What are the specific requirements of the enhanced risk analysis standard?
Under the proposed rule, covered entities and business associates would be required to maintain a written inventory of all technology assets that create, receive, maintain, or transmit ePHI, develop network maps showing how ePHI flows across those systems, identify specific threats and vulnerabilities including those posed by legacy devices, estimate the likelihood and potential impact of threat exploitation, and document all findings to guide risk mitigation. The analysis must be comprehensive enough to address all external sources of ePHI and all human, natural, and environmental threats to ePHI systems.
How does Limina help with HIPAA Security Rule compliance?
Limina's platform automates the detection, classification, and redaction of ePHI across both structured and unstructured data sources. Built by linguists, the technology is context-aware and capable of identifying more than 50 types of personal information across databases, documents, emails, audio recordings, and other formats. This supports the ePHI inventory and mapping requirements at the core of the proposed risk analysis standard, and enables ongoing monitoring and rapid incident response. Limina serves healthcare organizations, pharma and life sciences companies, insurers, financial services firms, and contact centers.
What happens if an organization is not compliant with the HIPAA Security Rule?

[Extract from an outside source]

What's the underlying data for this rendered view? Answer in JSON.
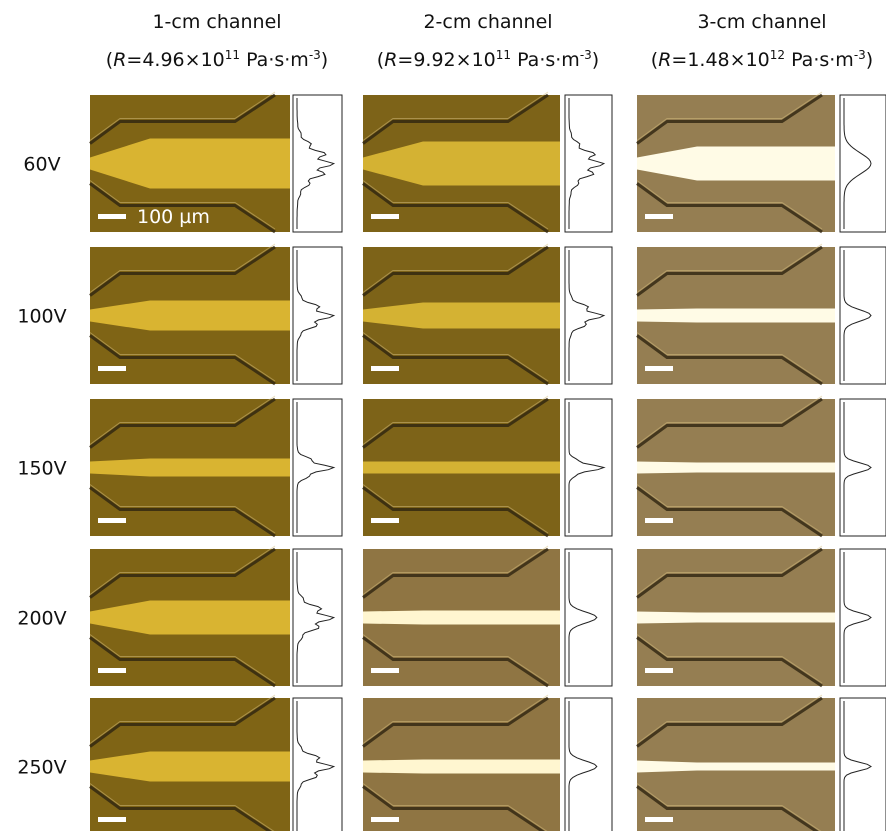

Non-compliance with the HIPAA Security Rule can result in civil monetary penalties imposed by OCR, which can range from hundreds of dollars per violation to more than $2 million per violation category per year, depending on the level of culpability. OCR enforcement activity has increased significantly alongside the rise in reported breaches, and the agency is now conducting its third phase of HIPAA compliance audits, with a specific focus on risk analysis and risk management. Organizations that experience a breach and cannot demonstrate a documented, proactive compliance program face greater scrutiny and potentially higher penalties.